When I did an analysis of my proven successful weight loss habits, I accepted the importance of tracking and having weekly accountability and support system. But, more importantly, I’m learning the importance of the internal behaviors that must change to be successful. I’ve shifted my focus from “trying to look good” to striving towards mental and physical health. For the past few days, I’ve been working really hard to stop saying bad things like (I’m fat and gross, I’ll never lose weight, and it’s too hard.) Because I told myself all of those things every day, they became reality. So, I’ve adopted a new positive mantra. I was watching Joel Osteen, and praying that God gave me a good word of encouragement to show me I’m on the right track. And, what do you know, Joel told the story about a guy who lost over 100 pounds, and started by changing his words. I’ve tweaked it a little for me, but each morning and all throughout the day, I remind myself, regardless of how I really feel…

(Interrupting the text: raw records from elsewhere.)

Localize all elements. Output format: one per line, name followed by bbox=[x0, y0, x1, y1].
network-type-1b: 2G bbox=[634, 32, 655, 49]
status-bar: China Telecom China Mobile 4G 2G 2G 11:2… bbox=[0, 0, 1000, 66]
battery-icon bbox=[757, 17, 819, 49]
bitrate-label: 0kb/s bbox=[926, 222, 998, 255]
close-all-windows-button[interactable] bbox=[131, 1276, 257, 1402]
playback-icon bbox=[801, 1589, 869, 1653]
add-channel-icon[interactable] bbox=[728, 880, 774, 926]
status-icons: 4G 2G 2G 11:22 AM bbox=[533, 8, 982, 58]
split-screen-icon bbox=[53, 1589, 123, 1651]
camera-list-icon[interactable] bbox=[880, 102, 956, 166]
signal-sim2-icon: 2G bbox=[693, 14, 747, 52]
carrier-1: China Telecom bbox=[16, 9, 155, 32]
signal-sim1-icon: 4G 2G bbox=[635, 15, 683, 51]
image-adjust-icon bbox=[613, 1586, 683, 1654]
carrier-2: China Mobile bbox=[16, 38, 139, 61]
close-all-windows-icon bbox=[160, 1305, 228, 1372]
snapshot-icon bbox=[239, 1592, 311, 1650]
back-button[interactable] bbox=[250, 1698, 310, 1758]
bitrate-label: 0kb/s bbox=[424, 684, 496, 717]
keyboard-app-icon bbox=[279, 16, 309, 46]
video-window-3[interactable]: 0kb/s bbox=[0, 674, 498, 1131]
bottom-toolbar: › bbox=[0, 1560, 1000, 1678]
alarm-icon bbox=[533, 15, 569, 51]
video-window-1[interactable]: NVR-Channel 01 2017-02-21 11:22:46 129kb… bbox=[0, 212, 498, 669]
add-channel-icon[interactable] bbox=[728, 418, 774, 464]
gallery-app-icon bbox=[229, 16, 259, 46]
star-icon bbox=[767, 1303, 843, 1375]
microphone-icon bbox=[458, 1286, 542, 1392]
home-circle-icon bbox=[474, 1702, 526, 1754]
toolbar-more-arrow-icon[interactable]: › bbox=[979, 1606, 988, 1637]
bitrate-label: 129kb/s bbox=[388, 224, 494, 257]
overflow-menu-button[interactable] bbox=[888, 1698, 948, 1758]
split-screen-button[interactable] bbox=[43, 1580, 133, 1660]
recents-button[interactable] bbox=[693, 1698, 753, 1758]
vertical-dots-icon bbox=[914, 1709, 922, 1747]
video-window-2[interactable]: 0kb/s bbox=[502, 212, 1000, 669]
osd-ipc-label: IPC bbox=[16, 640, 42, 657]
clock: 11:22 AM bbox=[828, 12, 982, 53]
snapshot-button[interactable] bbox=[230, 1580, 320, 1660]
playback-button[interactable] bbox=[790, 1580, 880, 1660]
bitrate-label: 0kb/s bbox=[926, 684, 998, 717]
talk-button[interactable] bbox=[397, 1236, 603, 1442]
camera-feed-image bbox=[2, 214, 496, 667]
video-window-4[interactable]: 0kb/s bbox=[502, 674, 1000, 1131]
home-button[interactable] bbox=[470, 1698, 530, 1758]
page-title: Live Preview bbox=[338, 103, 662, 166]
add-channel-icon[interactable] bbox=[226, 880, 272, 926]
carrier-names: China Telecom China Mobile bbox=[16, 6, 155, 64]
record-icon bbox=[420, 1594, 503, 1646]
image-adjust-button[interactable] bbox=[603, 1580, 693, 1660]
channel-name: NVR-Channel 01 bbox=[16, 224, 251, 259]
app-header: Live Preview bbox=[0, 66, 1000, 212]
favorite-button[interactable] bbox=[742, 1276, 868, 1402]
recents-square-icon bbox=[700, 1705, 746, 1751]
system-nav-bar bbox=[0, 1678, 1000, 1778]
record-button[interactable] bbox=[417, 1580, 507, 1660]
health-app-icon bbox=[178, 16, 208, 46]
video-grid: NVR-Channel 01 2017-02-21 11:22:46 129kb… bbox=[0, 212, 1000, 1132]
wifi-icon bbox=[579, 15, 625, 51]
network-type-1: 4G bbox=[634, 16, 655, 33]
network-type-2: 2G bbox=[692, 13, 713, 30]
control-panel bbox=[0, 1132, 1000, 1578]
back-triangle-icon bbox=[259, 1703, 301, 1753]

“I weigh what I should weigh, I’m active, I’m healthy, I’m dedicated, I’m focused and I have what it takes.”
After a few days of positive self-talk and acceptance, I felt better, and I had the courage to go back to Weight Watchers. As soon as I walked in, the meeting leader greeted me with a big “Welcome Back!” and told me that she didn’t close out my file. It was like she knew I’d be back. There was no judgment as I stepped on the scale 15 pounds heavier than I was last time. I explained to her my apparent denial of where I know I’m supposed to be. When I text my Mom and told her I was at the meeting, she was happy and said she would cook healthy meals if I gave her some recipes. It was sad though that one lady was too heavy for the scale. She was probably over 400 pounds. But, they treated her with the utmost respect and discretion (I’m just nosey and was sitting in the back near the scales.) I really hope to see her back next week, and it actually encouraged me to see that if she was brave enough to come to a meeting I had no excuses. The meeting was great. In the new 2012 program they are putting more of a focus on mental and emotional health needed to successfully lose weight. Their new slogan is “Believe.” I’m on my third day of tracking my food, and tracking is actually making me feel good and in control, and not like cruel and unusual punishment. On my home, I thought I’m so pumped, I’ll lose 100 pounds this year. Then I had to make a conscious effort to scale it back and redirect my focus.
“I weigh what I should weigh, I’m active, I’m healthy, I’m dedicated, I’m focused and I have what it takes…..” What’s your personal slogan?
P.S. my huge court trial at work got canceled! Bad for our clients and the firm, but great for my blog and fitness routine. Back to life as normal.